Она быстро шепнула мне что-то, я не помню точно что. Это был знак к действию, но я не знал, что делать дальше. Странная мысль посетила напряжённый мозг, нейроны сгенерировали её и подали в сознание. Надо бежать вперёд. Почему? Человек всегда совершал что-то важное бегом, быстро стремительно, он делал рывки, скачки в развитии вперёд. И я побежал. Это было начало революции. Нервы трещали и каратили, кровь безумно перемещалась внутри переполненных сосудов. Температура резко подскочила. Из носа хлынула кровь. В висках раскалывались горы. Надо бороться, бросить всё ради всего. Люди с папками испуганно шарахались в стороны, белые листки плавно опускались на пол. Яростно бежал вперёд, расталкивая ошарашенных, стоявших на пути просто сбивал с ног. Мышцы вздувались, подогреваемые ошалелым надпочечником. Кровь растворилась в адреналине. Алекс с застывшим лицом наблюдал за безумцем, бегущим вперёд. Вдруг он сорвался с места и помчался вслед за мной. Секунды почему-то тянулись, я прибавил скорости; в ушах не было ничего кроме звона и глухого стука сердца. Затем кто-то тонко вскрикнул: « Держите его, он псих!». Рядом замелькали белые рубашки, чьи-то манжеты, возгласы и хриплые крики. Я как-то неестественно медленно повернул голову, хотя я точно знал, что двигаюсь с поразительной скоростью, увидел пятно голубого неба и свернул. Окно было впереди, всего каких-то пятнадцать метров. Туда! Я задохнулся. Быстрее! Бежать быстро как гепард, вперёд к цели! Мышцы набухли и гудели, требуя отдыха. Рубашки пытались задержать у поворота, но я вырвался, скрипя зубами. Ещё! Пять жалких метров. Пять безумных шагов. Три! Нельзя останавливаться, только вперёд! Иначе, всё пропало! Вперёд! Вперёд!!! Один!! Я приказал организму бежать ещё быстрее, ещё, ещё…

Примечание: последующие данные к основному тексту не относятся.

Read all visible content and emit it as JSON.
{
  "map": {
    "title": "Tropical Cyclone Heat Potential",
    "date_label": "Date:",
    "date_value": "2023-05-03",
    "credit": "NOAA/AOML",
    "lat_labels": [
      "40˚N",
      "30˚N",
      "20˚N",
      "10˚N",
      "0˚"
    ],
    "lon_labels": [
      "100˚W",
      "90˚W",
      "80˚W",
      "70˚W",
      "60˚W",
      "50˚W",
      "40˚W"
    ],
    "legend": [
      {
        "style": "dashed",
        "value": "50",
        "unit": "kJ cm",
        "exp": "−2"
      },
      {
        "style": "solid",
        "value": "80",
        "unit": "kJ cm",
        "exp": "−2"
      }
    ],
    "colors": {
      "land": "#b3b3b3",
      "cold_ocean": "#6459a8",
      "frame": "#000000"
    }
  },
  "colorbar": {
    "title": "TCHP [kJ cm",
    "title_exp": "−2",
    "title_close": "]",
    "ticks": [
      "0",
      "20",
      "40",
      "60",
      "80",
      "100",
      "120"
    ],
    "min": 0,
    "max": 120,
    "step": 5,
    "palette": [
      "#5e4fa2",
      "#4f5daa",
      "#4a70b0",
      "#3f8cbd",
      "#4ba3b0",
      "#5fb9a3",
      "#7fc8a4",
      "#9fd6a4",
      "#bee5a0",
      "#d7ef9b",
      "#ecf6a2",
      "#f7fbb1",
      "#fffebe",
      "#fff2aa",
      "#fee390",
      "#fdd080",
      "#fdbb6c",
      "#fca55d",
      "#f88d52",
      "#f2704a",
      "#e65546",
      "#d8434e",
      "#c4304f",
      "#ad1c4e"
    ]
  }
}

Сердце оборвалось и бухнуло последний раз. Связки порвались в последнем крике, хриплом, пещерном крике прачеловека. Мышцы сократились последний раз и заглохли. Мозг умер. Лёгкие спёрло. Стекло красочно брызнуло, осколки слились с бесконечно голубым небом. Глаза лопнули градом слёз. Звуки исчезли, всё застыло. Ноль… Я камнем полетел вниз под действием силы притяжения. Из окон высунулись любопытные лица. Самая важная пауза в истории человека. Клетки спешно перестроились, сердце испуганно заработало, мозг переродился. Всё. Я рванул белую рубашку, зрачки наблюдавших расширились от удивления. Кувыркнулся в воздухе, увиливая от осколков. Весь мир ахнул от изумления. Из разбитого мною окна вылетел каблуками вперёд Алекс, за ним, смешно вскрикнув  - она. Толпа внизу роняла портфели и пробовала подпрыгнуть. Люди колотили стульями в окна, выбивали ненавистные стёкла офисов, прыгали вниз. Тысячами выпрыгивали с крыш, толпами, лавинами хлынули с подоконников. Они визжали радостно, стоявшие на земле завистливо забирались на ограды и заборчики, прыгали с них. Я облегчённо вздохнул всеми клетками своего нового тела, осмотрел счастливых людей. Взглянул на радостного Алекса, неловко парившего в солнечном воздухе, рядом летела она.
За моей спиной трепыхались белоснежные крылья, что неустанно тянули к небу.